The Wolf of Wall Street dura 179 minuti e non rallenta mai. Martin Scorsese apre il film con Jordan Belfort che sniffa cocaina dal fondoschiena di una prostituta su un jet privato, e da lì non concede pause. Non c'è un personaggio redento, non c'è un momento di riflessione morale offerto allo spettatore su un vassoio d'argento, non c'è la musica che ti dice quando stare dalla parte giusta. Scorsese ti mette accanto a Belfort e ti lascia lì, a ridere dei suoi discorsi motivazionali, a godere del caos, a dimenticare per qualche minuto che quello che stai guardando è la storia vera di un uomo che ha truffato migliaia di persone comuni rubando loro i risparmi di una vita.

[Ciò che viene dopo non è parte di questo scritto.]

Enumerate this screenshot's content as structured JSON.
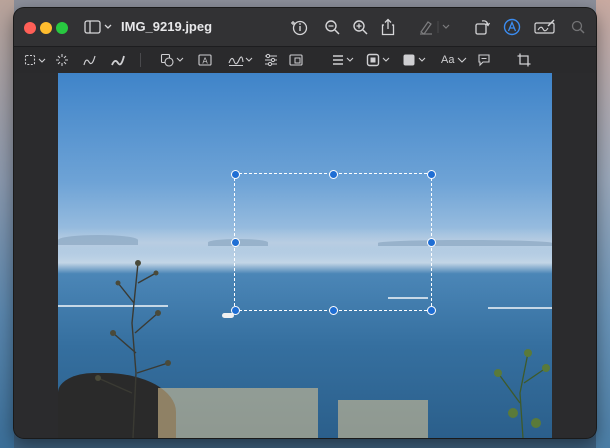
{
  "window": {
    "title": "IMG_9219.jpeg",
    "controls": [
      "close",
      "minimize",
      "zoom"
    ]
  },
  "toolbar": {
    "sidebar_toggle": "sidebar-icon",
    "items": [
      {
        "name": "info-icon"
      },
      {
        "name": "zoom-out-icon"
      },
      {
        "name": "zoom-in-icon"
      },
      {
        "name": "share-icon"
      },
      {
        "name": "highlight-icon"
      },
      {
        "name": "rotate-icon"
      },
      {
        "name": "markup-icon",
        "active": true
      },
      {
        "name": "signature-icon"
      },
      {
        "name": "search-icon"
      }
    ]
  },
  "markup": {
    "text_style_label": "Aa"
  },
  "colors": {
    "window_bg": "#2b2b2d",
    "titlebar_bg": "#323234",
    "accent": "#1f6ed4",
    "close": "#ff5f57",
    "minimize": "#febc2e",
    "zoom": "#28c840"
  },
  "image": {
    "description_icon": "photo-sea-landscape"
  }
}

Questo è il punto. Il film è una critica feroce all'avidità americana proprio perché ti seduce prima di lasciarti con il senso di colpa in bocca. La sceneggiatura di Terence Winter, tratta dall'autobiografia di Belfort, non giudica — registra, amplifica, esagera fino al grottesco. E funziona.

DiCaprio e Jonah Hill: una coppia che non si dimentica

Leonardo DiCaprio porta Jordan Belfort come nessun altro avrebbe potuto. Non è la prima volta che lavora con Scorsese — Gangs of New York nel 2002, The Aviator nel 2004, The Departed nel 2006, Shutter Island nel 2010 — ma questa è la performance più fisica, più comica, più destabilizzante della loro collaborazione. La scena in cui Belfort cerca di raggiungere la macchina dopo aver preso Quaalude che non avrebbe dovuto funzionare e invece funziona — strisciando sulla rampa d'ingresso del country club, guidando in stato di completa incapacità — dura quasi cinque minuti ed è pura slapstick di altissimo livello, costruita con DiCaprio che ha girato ripetutamente quel segmento fino a trovare il ritmo esatto.

Jonah Hill è Donnie Azoff, il socio di Belfort, con quei denti sbiancati all'inverosimile e quella faccia da eterno gregario euforico: una candidatura all'Oscar come non protagonista che racconta quanto la performance sia calibrata sul filo tra il comico e il disturbante. Il cast di supporto comprende Margot Robbie al suo debutto hollywoodiano di peso nei panni di Naomi, Matthew McConaughey in una sequenza memorabile che dura pochi minuti ma definisce l'intero universo morale del film, e Rob Reiner come padre urlante di Belfort — uno dei personaggi più genuinamente divertenti.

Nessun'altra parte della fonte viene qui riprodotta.